Proposition 2.4.6.9. Let $\operatorname{\mathcal{C}}_{\bullet }$ be a locally Kan simplicial category. Then the construction above induces an isomorphism of categories $U: \mathrm{h} \mathit{ \operatorname{N}_{\bullet }^{\operatorname{hc}}( \operatorname{\mathcal{C}}) } \xrightarrow {\sim } \mathrm{h} \mathit{\operatorname{\mathcal{C}}}$.

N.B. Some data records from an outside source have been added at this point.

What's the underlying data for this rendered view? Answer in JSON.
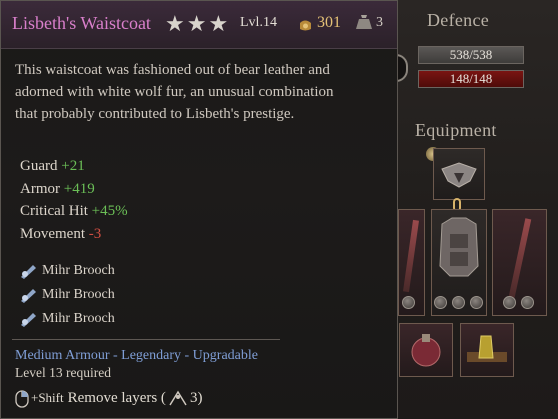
{
  "item": {
    "name": "Lisbeth's Waistcoat",
    "stars": "★★★",
    "level": "Lvl.14",
    "gold": "301",
    "weight": "3",
    "description": "This waistcoat was fashioned out of bear leather and adorned with white wolf fur, an unusual combination that probably contributed to Lisbeth's prestige.",
    "stats": [
      {
        "label": "Guard",
        "value": "+21"
      },
      {
        "label": "Armor",
        "value": "+419"
      },
      {
        "label": "Critical Hit",
        "value": "+45%"
      },
      {
        "label": "Movement",
        "value": "-3"
      }
    ],
    "enchantments": [
      {
        "label": "Mihr Brooch",
        "icon": "brooch-icon"
      },
      {
        "label": "Mihr Brooch",
        "icon": "brooch-icon"
      },
      {
        "label": "Mihr Brooch",
        "icon": "brooch-icon"
      }
    ],
    "category": "Medium Armour - Legendary - Upgradable",
    "requirement": "Level 13 required"
  },
  "hint": {
    "modifier": "+Shift",
    "action": "Remove layers (",
    "count": "3)"
  },
  "panel": {
    "defence_title": "Defence",
    "equipment_title": "Equipment",
    "armor_bar": "538/538",
    "health_bar": "148/148"
  },
  "colors": {
    "item_name": "#d97fcb",
    "positive": "#6bbf57",
    "negative": "#d14e43",
    "category": "#7f9ed6",
    "gold": "#e5c277"
  }
}
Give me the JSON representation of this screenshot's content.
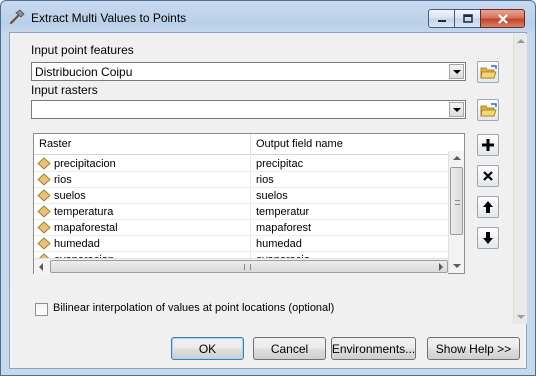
{
  "window": {
    "title": "Extract Multi Values to Points"
  },
  "form": {
    "input_point_label": "Input point features",
    "input_point_value": "Distribucion Coipu",
    "input_rasters_label": "Input rasters",
    "input_rasters_value": "",
    "table": {
      "columns": [
        "Raster",
        "Output field name"
      ],
      "rows": [
        {
          "raster": "precipitacion",
          "field": "precipitac"
        },
        {
          "raster": "rios",
          "field": "rios"
        },
        {
          "raster": "suelos",
          "field": "suelos"
        },
        {
          "raster": "temperatura",
          "field": "temperatur"
        },
        {
          "raster": "mapaforestal",
          "field": "mapaforest"
        },
        {
          "raster": "humedad",
          "field": "humedad"
        },
        {
          "raster": "evaporacion",
          "field": "evaporacio"
        }
      ]
    },
    "bilinear_label": "Bilinear interpolation of values at  point locations (optional)",
    "bilinear_checked": false
  },
  "buttons": {
    "ok": "OK",
    "cancel": "Cancel",
    "environments": "Environments...",
    "show_help": "Show Help >>"
  },
  "icons": {
    "title": "hammer-icon",
    "browse": "open-folder-icon",
    "add": "plus-icon",
    "remove": "x-icon",
    "up": "arrow-up-icon",
    "down": "arrow-down-icon",
    "raster": "raster-layer-icon"
  },
  "colors": {
    "titlebar": "#c9daef",
    "close_button": "#c2432a",
    "dialog_background": "#f0f0f0",
    "raster_icon": "#e6c27a"
  }
}
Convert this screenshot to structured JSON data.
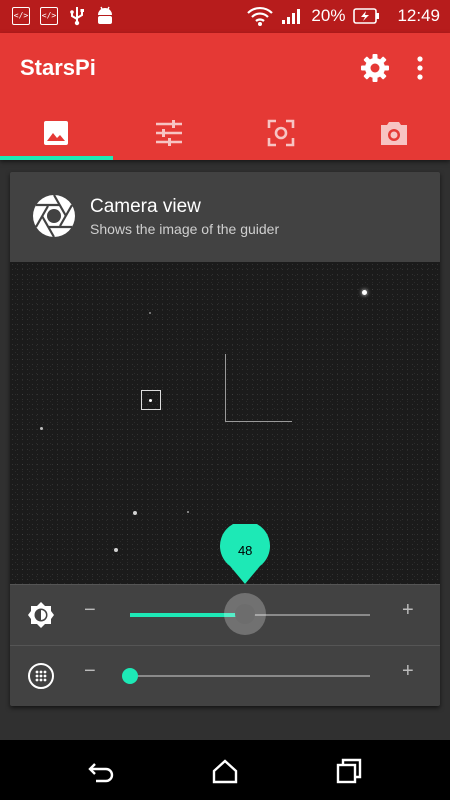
{
  "status_bar": {
    "left_icons": [
      "code-icon",
      "code-icon",
      "usb-icon",
      "android-icon"
    ],
    "left_labels": [
      "</>",
      "</>"
    ],
    "battery_percent": "20%",
    "time": "12:49"
  },
  "app": {
    "title": "StarsPi",
    "accent": "#1DE9B6",
    "primary": "#E53935",
    "primary_dark": "#B71C1C"
  },
  "tabs": [
    {
      "icon": "image-icon",
      "selected": true
    },
    {
      "icon": "tune-icon",
      "selected": false
    },
    {
      "icon": "focus-icon",
      "selected": false
    },
    {
      "icon": "camera-icon",
      "selected": false
    }
  ],
  "card": {
    "icon": "shutter-icon",
    "title": "Camera view",
    "subtitle": "Shows the image of the guider"
  },
  "brightness_slider": {
    "value": 48,
    "fraction": 0.48,
    "minus_label": "−",
    "plus_label": "+"
  },
  "zoom_slider": {
    "fraction": 0.0,
    "minus_label": "−",
    "plus_label": "+"
  }
}
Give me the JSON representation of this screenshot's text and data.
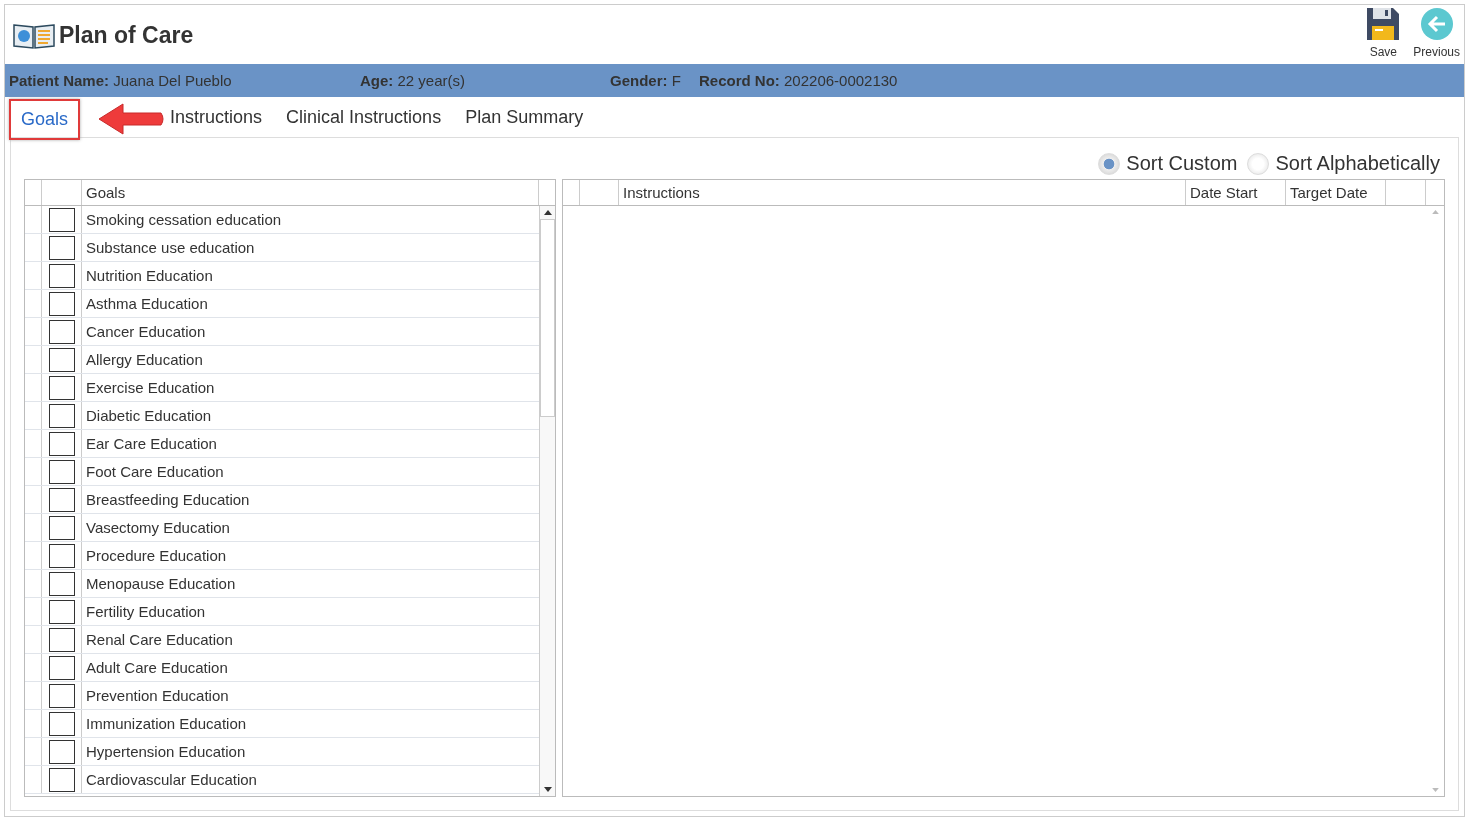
{
  "window": {
    "title": "Plan of Care"
  },
  "toolbar": [
    {
      "kind": "save",
      "label": "Save"
    },
    {
      "kind": "previous",
      "label": "Previous"
    }
  ],
  "patient": [
    {
      "label": "Patient Name:",
      "value": "Juana Del Pueblo"
    },
    {
      "label": "Age:",
      "value": "22 year(s)"
    },
    {
      "label": "Gender:",
      "value": "F"
    },
    {
      "label": "Record No:",
      "value": "202206-0002130"
    }
  ],
  "tabs": [
    {
      "label": "Goals",
      "selected": true
    },
    {
      "label": "Instructions",
      "selected": false
    },
    {
      "label": "Clinical Instructions",
      "selected": false
    },
    {
      "label": "Plan Summary",
      "selected": false
    }
  ],
  "sort": [
    {
      "label": "Sort Custom",
      "selected": true
    },
    {
      "label": "Sort Alphabetically",
      "selected": false
    }
  ],
  "goals_table": {
    "column": "Goals",
    "rows": [
      {
        "label": "Smoking cessation education",
        "checked": false
      },
      {
        "label": "Substance use education",
        "checked": false
      },
      {
        "label": "Nutrition Education",
        "checked": false
      },
      {
        "label": "Asthma Education",
        "checked": false
      },
      {
        "label": "Cancer Education",
        "checked": false
      },
      {
        "label": "Allergy Education",
        "checked": false
      },
      {
        "label": "Exercise Education",
        "checked": false
      },
      {
        "label": "Diabetic Education",
        "checked": false
      },
      {
        "label": "Ear Care Education",
        "checked": false
      },
      {
        "label": "Foot Care Education",
        "checked": false
      },
      {
        "label": "Breastfeeding Education",
        "checked": false
      },
      {
        "label": "Vasectomy Education",
        "checked": false
      },
      {
        "label": "Procedure Education",
        "checked": false
      },
      {
        "label": "Menopause Education",
        "checked": false
      },
      {
        "label": "Fertility Education",
        "checked": false
      },
      {
        "label": "Renal Care Education",
        "checked": false
      },
      {
        "label": "Adult Care Education",
        "checked": false
      },
      {
        "label": "Prevention Education",
        "checked": false
      },
      {
        "label": "Immunization Education",
        "checked": false
      },
      {
        "label": "Hypertension Education",
        "checked": false
      },
      {
        "label": "Cardiovascular Education",
        "checked": false
      }
    ]
  },
  "instructions_table": {
    "columns": [
      "Instructions",
      "Date Start",
      "Target Date"
    ]
  }
}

$\Newextarrow{\xhookrightarrow}{10,10}{0x21AA}$
Proof of Proposition 2.4.6.9. Let $\operatorname{\mathcal{C}}_{\bullet }$ be a locally Kan simplicial category; we wish to show that the comparison map $U: \mathrm{h} \mathit{ \operatorname{N}_{\bullet }^{\operatorname{hc}}(\operatorname{\mathcal{C}}) } \xrightarrow {\sim } \mathrm{h} \mathit{\operatorname{\mathcal{C}}}$ is an isomorphism of categories. By construction, $U$ is bijective on objects. It will therefore suffice to show that for every pair of objects $X,Y \in \operatorname{Ob}(\operatorname{\mathcal{C}})$, the induced map
\[ U_{X,Y}: \operatorname{Hom}_{\mathrm{h} \mathit{\operatorname{N}_{\bullet }^{\operatorname{hc}}(\operatorname{\mathcal{C}})}}( X, Y) \rightarrow \operatorname{Hom}_{ \mathrm{h} \mathit{\operatorname{\mathcal{C}}} }(X, Y) \]
is a bijection. This is precisely the content of Example 2.4.6.11. $\square$